The sounds were immense, cinematic, mysterious, she might just be one of the most talented and naturally gifted electric guitar players, seemingly effortless and almost an extension of herself, Calvi has played since the age of eight, and has instinctively drawn towards the instrument for primary expression.

Her vocals will blow you away, take tracks like Blackout, where a long drawn call out you’d expect to fade, just doesn’t, her vocals remain powerful and endless throughout. Her stage presence and command is powerfully androgynous.
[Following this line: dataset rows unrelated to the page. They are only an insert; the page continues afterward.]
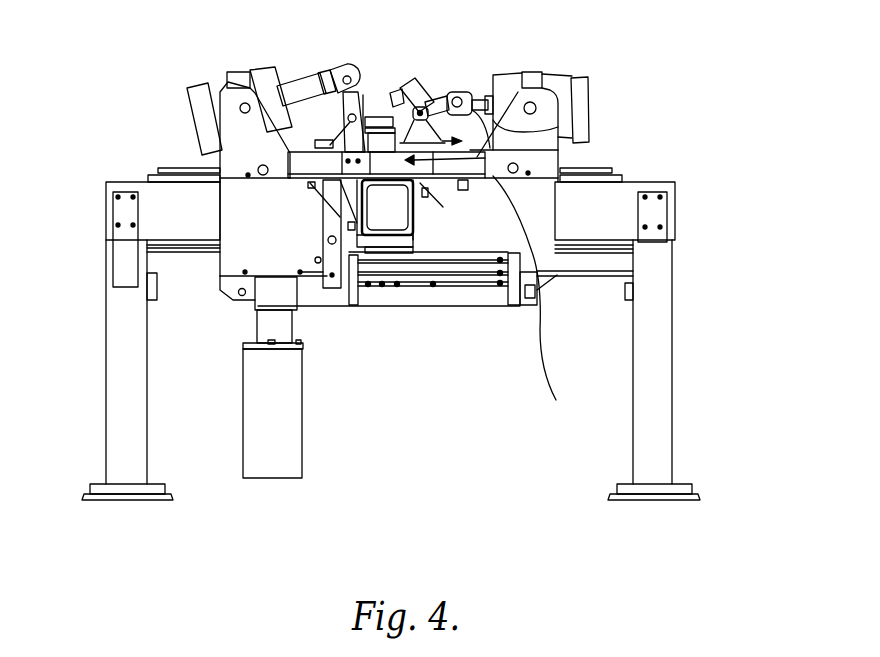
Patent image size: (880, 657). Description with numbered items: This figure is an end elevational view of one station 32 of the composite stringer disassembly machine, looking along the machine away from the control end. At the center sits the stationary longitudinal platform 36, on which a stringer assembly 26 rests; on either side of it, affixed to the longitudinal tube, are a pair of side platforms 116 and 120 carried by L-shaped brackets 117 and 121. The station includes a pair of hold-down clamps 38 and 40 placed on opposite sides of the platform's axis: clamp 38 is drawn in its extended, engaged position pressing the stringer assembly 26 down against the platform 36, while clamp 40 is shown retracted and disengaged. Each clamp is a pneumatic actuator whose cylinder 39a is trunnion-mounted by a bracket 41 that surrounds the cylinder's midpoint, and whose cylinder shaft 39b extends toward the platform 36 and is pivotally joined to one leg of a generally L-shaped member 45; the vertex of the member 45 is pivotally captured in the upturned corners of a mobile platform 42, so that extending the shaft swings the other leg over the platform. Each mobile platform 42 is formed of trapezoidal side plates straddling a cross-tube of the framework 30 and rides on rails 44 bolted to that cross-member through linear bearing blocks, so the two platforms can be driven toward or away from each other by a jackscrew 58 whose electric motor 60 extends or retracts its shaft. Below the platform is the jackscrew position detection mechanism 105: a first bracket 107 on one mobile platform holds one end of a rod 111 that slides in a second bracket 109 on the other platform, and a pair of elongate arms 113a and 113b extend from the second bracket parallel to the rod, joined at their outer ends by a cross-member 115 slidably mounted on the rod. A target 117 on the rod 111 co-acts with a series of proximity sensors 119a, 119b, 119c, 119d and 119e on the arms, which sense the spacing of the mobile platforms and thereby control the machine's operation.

The stringer assembly 26 is at (425, 105).
The framework 30 is at (670, 462).
The station 32 is at (722, 190).
The longitudinal platform 36 is at (558, 150).
The hold-down clamp 38 is at (176, 106).
The pneumatic cylinder 39a is at (222, 79).
The cylinder shaft 39b is at (297, 83).
The hold-down clamp 40 is at (600, 86).
The bracket 41 is at (238, 73).
The mobile platform 42 is at (235, 199).
The rail 44 is at (160, 170).
The L-shaped member 45 is at (395, 88).
The jackscrew 58 is at (330, 484).
The electric motor 60 is at (257, 463).
The jackscrew position detection mechanism 105 is at (467, 318).
The first bracket 107 is at (255, 312).
The second bracket 109 is at (546, 301).
The rod 111 is at (593, 290).
The elongate arm 113a is at (349, 300).
The elongate arm 113b is at (482, 300).
The cross-member 115 is at (357, 310).
The side platform 116 is at (288, 172).
The L-shaped bracket / target 117 is at (322, 183).
The proximity sensor 119a is at (382, 286).
The proximity sensor 119b is at (368, 287).
The proximity sensor 119c is at (397, 287).
The proximity sensor 119d is at (433, 287).
The proximity sensor 119e is at (498, 258).
The side platform 120 is at (522, 305).
The L-shaped bracket 121 is at (440, 210).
A true singer-songwriter-artist-instrumentalist, she speaks about isolating herself to protect her inner guidance over the sounds she makes. This comes out in an unwavering sense of focus on stage, surrounded by a choir and so much sound, she sings in perfect tune and is in complete flow and connection with her guitar – the whole album feels intuitive and uniquely hers.

The dark Indian harmonium reminded me of Nico: 

A sort of mourning but also a tuning in to a plane of tunnel vision and focus, journeying through each track.

The church-like bell echoing vocals on Tristan and another fearless thundering intro makes it one of my favourites off her One Breath album, an album dealing with themes of lust, love and death.

There’s a delicate way of strumming the guitar as if it’s a harp that, just like her vocals, switch from a calming haunting whisper to an explosive outpour of demons and elysian emotion.

Jezebel has a bull fighting intensity to it, just another one of her tracks that climaxes and crescendos into feats hard to imagine or predict. A timely cover of Edith Piaf’s original version.

Cry has an 80s power ballad ethic to it, stealthy, powerful and timeless. Tracks also have an undercurrent of sultry, smoke-filled blues.

Anyway, I’m extremely late in finding her but wow! Every performance is completely natural, full of quiet strength and inspiration, you’ll leave feeling empowered and excited, highly recommend catching a show.